In the Lords, the International Agreements Committee has stated that the treaty should not be ratified until ‘Parliament is satisfied that the protections it provides have been fully implemented’ by Rwanda. Clearly this could not happen in the short term. This report is due to be debated on 22 January and the tone of the debate will provide a useful impression of views in the Lords.
In truth, Parliament’s powers to block ratification of the treaty are very weak and Rishi Sunak is unlikely to face any real difficulties. Under the relevant legislation (the Constitutional Reform and Governance Act 2010) the government is not obliged to provide time for a debate, or a vote, on the treaty in the Commons; and it will be entitled to ratify the treaty once it has been laid before Parliament for 21 sitting days (in this case the relevant period expires on 31 January).
This does not mean that the game is up for opponents of the scheme. The government will want its legislation in place before the treaty comes into force. Thus, all eyes will now turn to the House of Lords to see how it receives the Bill.
It seems inevitable that it will face a hostile reception. The International Agreements Committee has already argued that it would be ‘constitutionally inappropriate for Parliament to seek through statute to overturn findings of fact by the Supreme Court, especially when the Bill includes an ouster clause excluding judicial review.’
The UK has granted six people from Rwanda asylum since the government signed its deportation deal
While it is very unlikely that the Lords will simply refuse to pass the Bill on this basis, Peers will probably seek to introduce new safeguards which will weaken the more problematic elements of the proposed legislation.
The Lords will be particularly concerned about the provisions seeking to give ministers powers to ignore interim measures granted by the European Court of Human Rights, since the exercise of these powers would result in a breach of international law. However, they may also seek to amend other parts of the Bill that disempower the courts from considering certain types of claims. For example, it seems curious that, if the UK government believes that Rwanda will abide by the terms of the agreement, that courts and tribunals should be barred from hearing ‘any claim or complaint that the Republic of Rwanda will not act in accordance with the Rwanda Treaty.’
The fact that it has been reported that the UK has granted six people from Rwanda asylum since the government signed its deportation deal with the country in 2022 is only likely to bolster concerns. Lord Dubs has already said that this ‘makes a nonsense of a bill that deems Rwanda to be safe.’

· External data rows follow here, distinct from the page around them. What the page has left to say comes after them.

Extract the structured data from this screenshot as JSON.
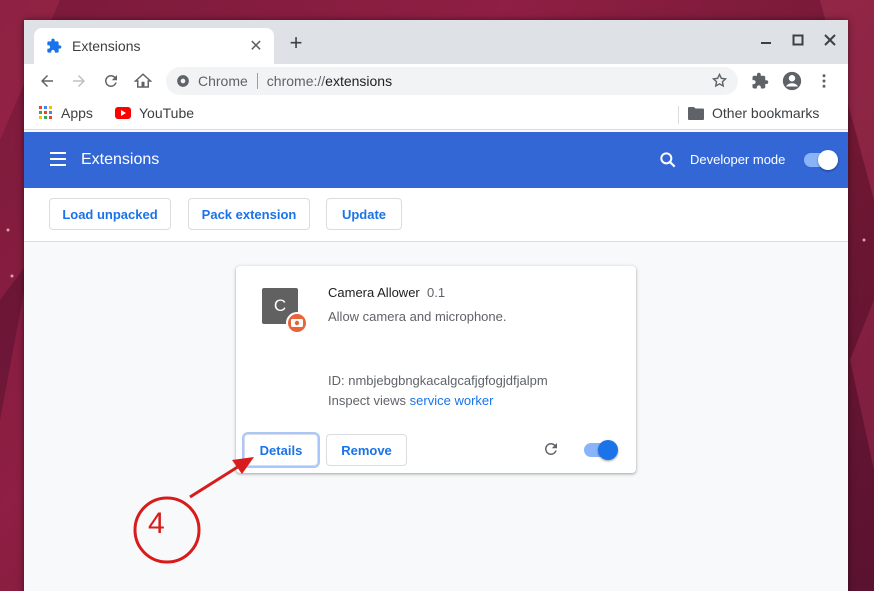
{
  "tab": {
    "title": "Extensions",
    "close": "✕",
    "new_tab": "+"
  },
  "window_controls": {
    "minimize": "—",
    "maximize": "☐",
    "close": "✕"
  },
  "omnibox": {
    "site_label": "Chrome",
    "url_prefix": "chrome://",
    "url_host": "extensions"
  },
  "bookmarks": {
    "apps_label": "Apps",
    "youtube_label": "YouTube",
    "other_label": "Other bookmarks"
  },
  "header": {
    "title": "Extensions",
    "dev_mode_label": "Developer mode",
    "dev_mode_on": true
  },
  "actions": {
    "load_unpacked": "Load unpacked",
    "pack_extension": "Pack extension",
    "update": "Update"
  },
  "extension": {
    "logo_letter": "C",
    "name": "Camera Allower",
    "version": "0.1",
    "description": "Allow camera and microphone.",
    "id_text": "ID: nmbjebgbngkacalgcafjgfogjdfjalpm",
    "inspect_label": "Inspect views",
    "inspect_link": "service worker",
    "details_label": "Details",
    "remove_label": "Remove",
    "enabled": true
  },
  "annotation": {
    "number": "4",
    "color": "#d81b1b"
  },
  "colors": {
    "header_blue": "#3367d6",
    "link_blue": "#1a73e8"
  }
}
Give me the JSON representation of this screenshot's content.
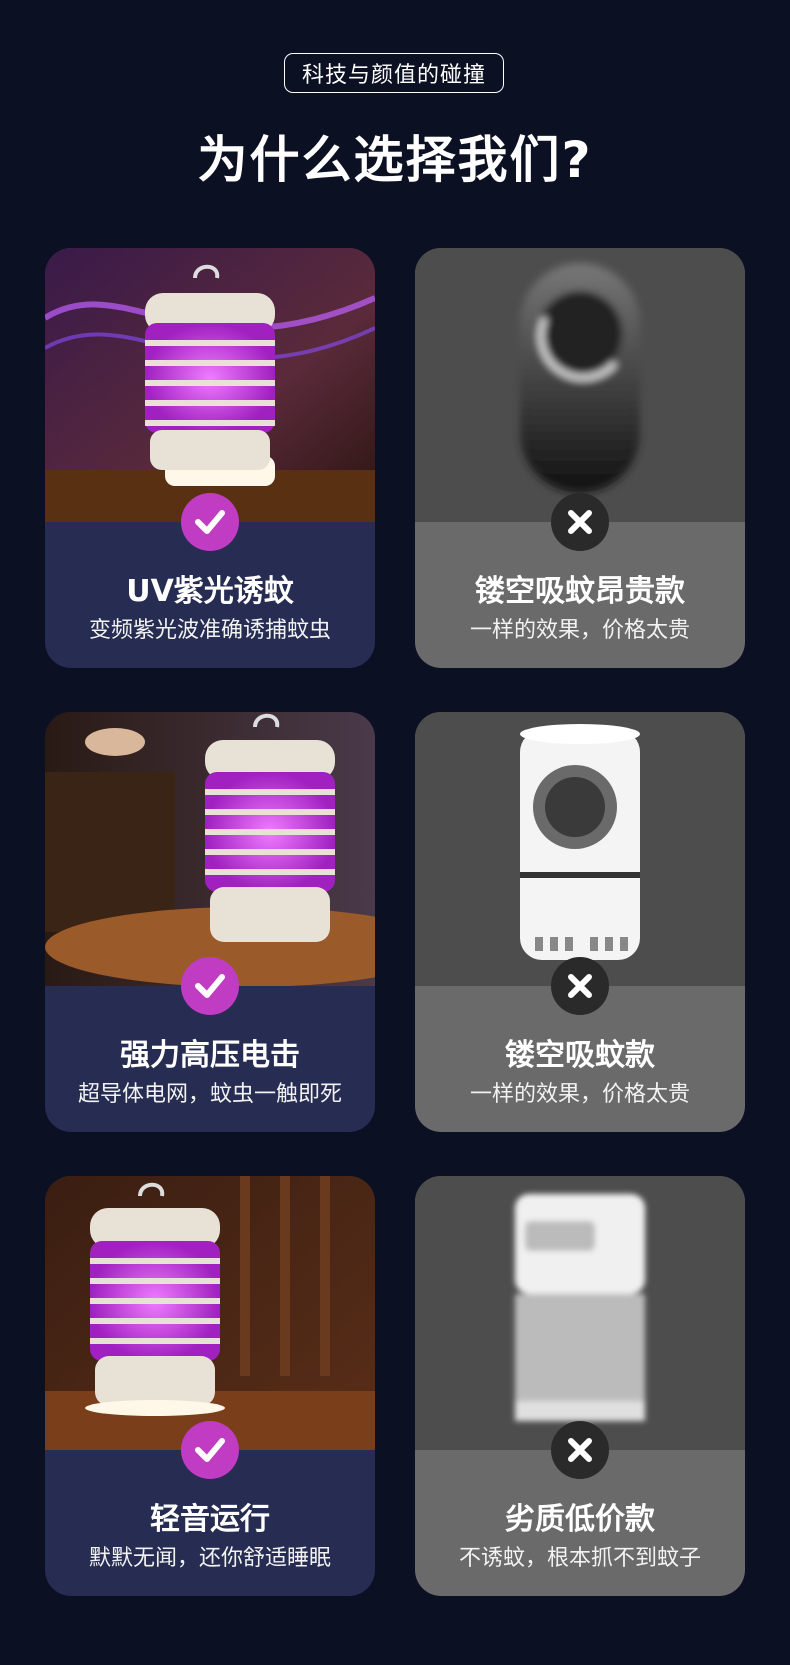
{
  "header": {
    "badge": "科技与颜值的碰撞",
    "title": "为什么选择我们?"
  },
  "colors": {
    "background": "#0c1023",
    "good_card": "#262c52",
    "bad_card": "#6a6a6a",
    "check_accent": "#c03dc3"
  },
  "rows": [
    {
      "ours": {
        "title": "UV紫光诱蚊",
        "subtitle": "变频紫光波准确诱捕蚊虫",
        "icon": "check-icon"
      },
      "theirs": {
        "title": "镂空吸蚊昂贵款",
        "subtitle": "一样的效果，价格太贵",
        "icon": "x-icon"
      }
    },
    {
      "ours": {
        "title": "强力高压电击",
        "subtitle": "超导体电网，蚊虫一触即死",
        "icon": "check-icon"
      },
      "theirs": {
        "title": "镂空吸蚊款",
        "subtitle": "一样的效果，价格太贵",
        "icon": "x-icon"
      }
    },
    {
      "ours": {
        "title": "轻音运行",
        "subtitle": "默默无闻，还你舒适睡眠",
        "icon": "check-icon"
      },
      "theirs": {
        "title": "劣质低价款",
        "subtitle": "不诱蚊，根本抓不到蚊子",
        "icon": "x-icon"
      }
    }
  ]
}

The Lords may well be careful not to tread too heavily when amending the Bill, having seen that the government continues to have the backing of a large majority of MPs in the Commons. Any significant changes made in the Lords could easily be overturned. Yet it seems certain that some amendments will be made and compromises may have to be accepted, given that the government does not have the parliamentary time to force measures through using the Parliament Acts. No doubt this will further enrage the Conservative rebels.
Following the Supreme Court judgment in November last year, I suggested that the government ought to look for more pragmatic solutions. A number of other countries have explored the idea of offshoring asylum processing (rather than simply seeking to dump asylum seekers on poorer countries as an exercise in deterrence). Such a compromise might have made the debate on this issue somewhat less rancorous. As things stand, Sunak looks to be left with a costly, discredited, policy which has left his party divided and is likely to leave the electorate unimpressed.